I release the breath cramping my lungs as my heart slow-rolls back down my bobbing throat. “Did you find the sigil?”
“Yes. It’s done.” He must regard Antoni because he growls, “Are we breaking him out?”
“Well, we can’t leave him here.”
Justus expels another exasperated sigh. “Fine. Let’s go before your mate destroys the house.”
Just as he says this, the subterranean castle shakes so hard my teeth chatter.
I whip out my hands to keep myself steady. “Not yet.”
“You’re not chasing—”
“No.”
“Good, because I was beginning to worry about your mental state.” His sarcasm smacks my grooved forehead, warming the blood caking my brow.
“But I’m not leaving here until I’ve crumbled this place.”
“I knew it. I knew you’d do something reckless.” His hands fall away from my biceps. “The stone is thick and—”
“Not beside Dante’s chamber. I could hear the ocean, Nonno. I could feel the serpents.” And they could feel me. “Want to float Meriam over?”
I hear him swallow. “They took her.”
Of course they did. “Where?”
“Inside the tunnels.” He bites out each word.
I may not be able to see his face, but I’ve no doubt that if I pressed my fingertips against his jaw, it would be ticking. “Even more reason to flood this place.”
“The tunnels were built on an incline.”
“Dante and his little regiment are weighed down by a gold throne, so they mustn’t have gotten all that far.” I think of when Lore flooded the mountain trench, and it had flushed away the soldiers trailing after us. Fingers crossed it’ll work this time, too. “Maybe you and Antoni can already start watering the place.”
Antoni frowns—because he doesn’t understand my plan, or because he believes me mad?
I fold my arms. “Either you help us, Antoni, or I transform you into a crab.”
He eyes the spot I stand on, his pupils shrinking and spreading as though weighing the truth of my threat.
“A crab?” His mouth moves with a small smile. “Can she really do that, Justus?”
How neat would it be if I could? I wait with bated breath for Justus’s answer. Especially since we’re no longer in danger.
I feel the heat of a hand on my brow and blink. Since Antoni’s lids slam down and up as well, I imagine Justus has removed my sigil.
The door swings into the stone wall. “You have one minute to draw the shockwaves before I haul you upstairs. Better hurry, Nipota.”

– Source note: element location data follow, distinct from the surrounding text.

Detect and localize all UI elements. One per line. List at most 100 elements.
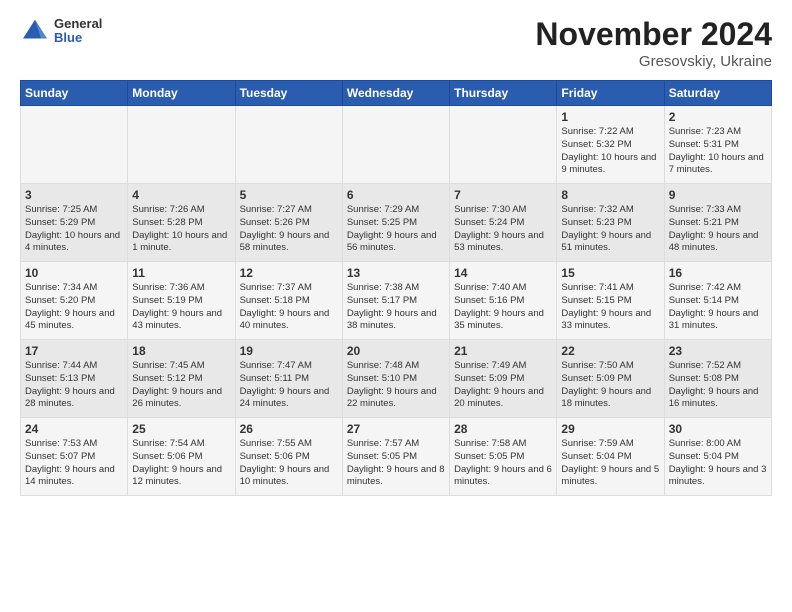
title-block: November 2024 Gresovskiy, Ukraine bbox=[535, 16, 772, 70]
day-detail: Sunrise: 7:27 AM Sunset: 5:26 PM Dayligh… bbox=[240, 204, 338, 255]
day-number: 26 bbox=[240, 422, 338, 436]
col-wednesday: Wednesday bbox=[342, 81, 449, 106]
calendar-cell: 12 Sunrise: 7:37 AM Sunset: 5:18 PM Dayli… bbox=[235, 262, 342, 340]
day-number: 20 bbox=[347, 344, 445, 358]
week-row-5: 24Sunrise: 7:53 AM Sunset: 5:07 PM Dayli… bbox=[21, 418, 772, 496]
calendar-cell: 25 Sunrise: 7:54 AM Sunset: 5:06 PM Dayli… bbox=[128, 418, 235, 496]
calendar-cell: 14 Sunrise: 7:40 AM Sunset: 5:16 PM Dayli… bbox=[450, 262, 557, 340]
col-tuesday: Tuesday bbox=[235, 81, 342, 106]
col-monday: Monday bbox=[128, 81, 235, 106]
calendar-cell: 16Sunrise: 7:42 AM Sunset: 5:14 PM Dayli… bbox=[664, 262, 771, 340]
day-detail: Sunrise: 7:53 AM Sunset: 5:07 PM Dayligh… bbox=[25, 438, 123, 489]
day-number: 27 bbox=[347, 422, 445, 436]
day-number: 29 bbox=[561, 422, 659, 436]
calendar-cell: 19Sunrise: 7:47 AM Sunset: 5:11 PM Dayli… bbox=[235, 340, 342, 418]
calendar-cell: 23 Sunrise: 7:52 AM Sunset: 5:08 PM Dayli… bbox=[664, 340, 771, 418]
calendar-cell: 26 Sunrise: 7:55 AM Sunset: 5:06 PM Dayli… bbox=[235, 418, 342, 496]
day-detail: Sunrise: 7:23 AM Sunset: 5:31 PM Dayligh… bbox=[669, 126, 767, 177]
day-number: 13 bbox=[347, 266, 445, 280]
day-detail: Sunrise: 7:54 AM Sunset: 5:06 PM Dayligh… bbox=[132, 438, 230, 489]
calendar-cell: 1 Sunrise: 7:22 AM Sunset: 5:32 PM Daylig… bbox=[557, 106, 664, 184]
week-row-4: 17Sunrise: 7:44 AM Sunset: 5:13 PM Dayli… bbox=[21, 340, 772, 418]
day-number: 8 bbox=[561, 188, 659, 202]
calendar: Sunday Monday Tuesday Wednesday Thursday… bbox=[20, 80, 772, 496]
day-number: 25 bbox=[132, 422, 230, 436]
calendar-cell bbox=[21, 106, 128, 184]
day-number: 14 bbox=[454, 266, 552, 280]
location: Gresovskiy, Ukraine bbox=[535, 53, 772, 70]
calendar-cell: 18 Sunrise: 7:45 AM Sunset: 5:12 PM Dayli… bbox=[128, 340, 235, 418]
page: General Blue November 2024 Gresovskiy, U… bbox=[0, 0, 792, 506]
col-saturday: Saturday bbox=[664, 81, 771, 106]
calendar-cell: 8 Sunrise: 7:32 AM Sunset: 5:23 PM Daylig… bbox=[557, 184, 664, 262]
calendar-cell bbox=[235, 106, 342, 184]
calendar-cell: 29 Sunrise: 7:59 AM Sunset: 5:04 PM Dayli… bbox=[557, 418, 664, 496]
calendar-cell: 15 Sunrise: 7:41 AM Sunset: 5:15 PM Dayli… bbox=[557, 262, 664, 340]
calendar-cell: 20 Sunrise: 7:48 AM Sunset: 5:10 PM Dayli… bbox=[342, 340, 449, 418]
day-detail: Sunrise: 7:48 AM Sunset: 5:10 PM Dayligh… bbox=[347, 360, 445, 411]
day-detail: Sunrise: 7:25 AM Sunset: 5:29 PM Dayligh… bbox=[25, 204, 123, 255]
calendar-header: Sunday Monday Tuesday Wednesday Thursday… bbox=[21, 81, 772, 106]
logo-icon bbox=[20, 16, 50, 46]
day-detail: Sunrise: 7:59 AM Sunset: 5:04 PM Dayligh… bbox=[561, 438, 659, 489]
logo: General Blue bbox=[20, 16, 102, 46]
day-number: 3 bbox=[25, 188, 123, 202]
day-detail: Sunrise: 7:49 AM Sunset: 5:09 PM Dayligh… bbox=[454, 360, 552, 411]
week-row-3: 10Sunrise: 7:34 AM Sunset: 5:20 PM Dayli… bbox=[21, 262, 772, 340]
logo-general: General bbox=[54, 17, 102, 31]
calendar-cell: 22 Sunrise: 7:50 AM Sunset: 5:09 PM Dayli… bbox=[557, 340, 664, 418]
day-detail: Sunrise: 7:32 AM Sunset: 5:23 PM Dayligh… bbox=[561, 204, 659, 255]
calendar-cell: 4 Sunrise: 7:26 AM Sunset: 5:28 PM Daylig… bbox=[128, 184, 235, 262]
calendar-cell: 7Sunrise: 7:30 AM Sunset: 5:24 PM Daylig… bbox=[450, 184, 557, 262]
day-number: 6 bbox=[347, 188, 445, 202]
logo-blue: Blue bbox=[54, 31, 102, 45]
header: General Blue November 2024 Gresovskiy, U… bbox=[20, 16, 772, 70]
col-thursday: Thursday bbox=[450, 81, 557, 106]
day-number: 19 bbox=[240, 344, 338, 358]
day-detail: Sunrise: 7:40 AM Sunset: 5:16 PM Dayligh… bbox=[454, 282, 552, 333]
day-number: 28 bbox=[454, 422, 552, 436]
calendar-cell bbox=[128, 106, 235, 184]
calendar-cell: 3 Sunrise: 7:25 AM Sunset: 5:29 PM Daylig… bbox=[21, 184, 128, 262]
week-row-2: 3 Sunrise: 7:25 AM Sunset: 5:29 PM Daylig… bbox=[21, 184, 772, 262]
day-detail: Sunrise: 7:38 AM Sunset: 5:17 PM Dayligh… bbox=[347, 282, 445, 333]
calendar-cell: 6 Sunrise: 7:29 AM Sunset: 5:25 PM Daylig… bbox=[342, 184, 449, 262]
calendar-cell: 11Sunrise: 7:36 AM Sunset: 5:19 PM Dayli… bbox=[128, 262, 235, 340]
day-detail: Sunrise: 7:29 AM Sunset: 5:25 PM Dayligh… bbox=[347, 204, 445, 255]
calendar-cell: 30 Sunrise: 8:00 AM Sunset: 5:04 PM Dayli… bbox=[664, 418, 771, 496]
day-number: 1 bbox=[561, 110, 659, 124]
day-number: 30 bbox=[669, 422, 767, 436]
day-detail: Sunrise: 7:50 AM Sunset: 5:09 PM Dayligh… bbox=[561, 360, 659, 411]
day-number: 15 bbox=[561, 266, 659, 280]
day-number: 23 bbox=[669, 344, 767, 358]
day-detail: Sunrise: 7:58 AM Sunset: 5:05 PM Dayligh… bbox=[454, 438, 552, 489]
day-number: 7 bbox=[454, 188, 552, 202]
col-friday: Friday bbox=[557, 81, 664, 106]
day-number: 21 bbox=[454, 344, 552, 358]
calendar-cell: 28 Sunrise: 7:58 AM Sunset: 5:05 PM Dayli… bbox=[450, 418, 557, 496]
day-number: 9 bbox=[669, 188, 767, 202]
calendar-cell: 13 Sunrise: 7:38 AM Sunset: 5:17 PM Dayli… bbox=[342, 262, 449, 340]
day-detail: Sunrise: 7:45 AM Sunset: 5:12 PM Dayligh… bbox=[132, 360, 230, 411]
calendar-cell: 5 Sunrise: 7:27 AM Sunset: 5:26 PM Daylig… bbox=[235, 184, 342, 262]
day-detail: Sunrise: 7:42 AM Sunset: 5:14 PM Dayligh… bbox=[669, 282, 767, 333]
day-detail: Sunrise: 7:44 AM Sunset: 5:13 PM Dayligh… bbox=[25, 360, 123, 411]
day-number: 4 bbox=[132, 188, 230, 202]
day-detail: Sunrise: 7:37 AM Sunset: 5:18 PM Dayligh… bbox=[240, 282, 338, 333]
day-detail: Sunrise: 7:41 AM Sunset: 5:15 PM Dayligh… bbox=[561, 282, 659, 333]
day-number: 22 bbox=[561, 344, 659, 358]
day-detail: Sunrise: 7:26 AM Sunset: 5:28 PM Dayligh… bbox=[132, 204, 230, 255]
logo-text: General Blue bbox=[54, 17, 102, 46]
day-detail: Sunrise: 8:00 AM Sunset: 5:04 PM Dayligh… bbox=[669, 438, 767, 489]
day-detail: Sunrise: 7:33 AM Sunset: 5:21 PM Dayligh… bbox=[669, 204, 767, 255]
day-number: 12 bbox=[240, 266, 338, 280]
day-detail: Sunrise: 7:22 AM Sunset: 5:32 PM Dayligh… bbox=[561, 126, 659, 177]
day-detail: Sunrise: 7:55 AM Sunset: 5:06 PM Dayligh… bbox=[240, 438, 338, 489]
day-detail: Sunrise: 7:52 AM Sunset: 5:08 PM Dayligh… bbox=[669, 360, 767, 411]
calendar-cell: 9 Sunrise: 7:33 AM Sunset: 5:21 PM Daylig… bbox=[664, 184, 771, 262]
day-number: 5 bbox=[240, 188, 338, 202]
day-number: 18 bbox=[132, 344, 230, 358]
calendar-cell: 24Sunrise: 7:53 AM Sunset: 5:07 PM Dayli… bbox=[21, 418, 128, 496]
calendar-cell bbox=[342, 106, 449, 184]
calendar-cell: 21 Sunrise: 7:49 AM Sunset: 5:09 PM Dayli… bbox=[450, 340, 557, 418]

With a sigh, I mumble a chastened, “I’ll be quick.” How is it that I’m twenty-two, and a powerful witch no less, yet feel knee-high to a sprite?
Once out of Antoni’s cell, we march toward the black wooden door looming ahead of us. The nearer we get to it, the more my blood pounds, surging and ebbing like its own tide. Is it nerves or is it the ocean I’m feeling?
I raise my hand to the ceiling that slants so low that my fingertips skim the cool stone. When a liquid thump tickles their tips, I startle then marvel. Serpents. I may not be able to see through stone, but I know that if I drew the key sigil, I’d find myself inside the ocean.
The bedchamber door groans open, and I all but jump out of my skin.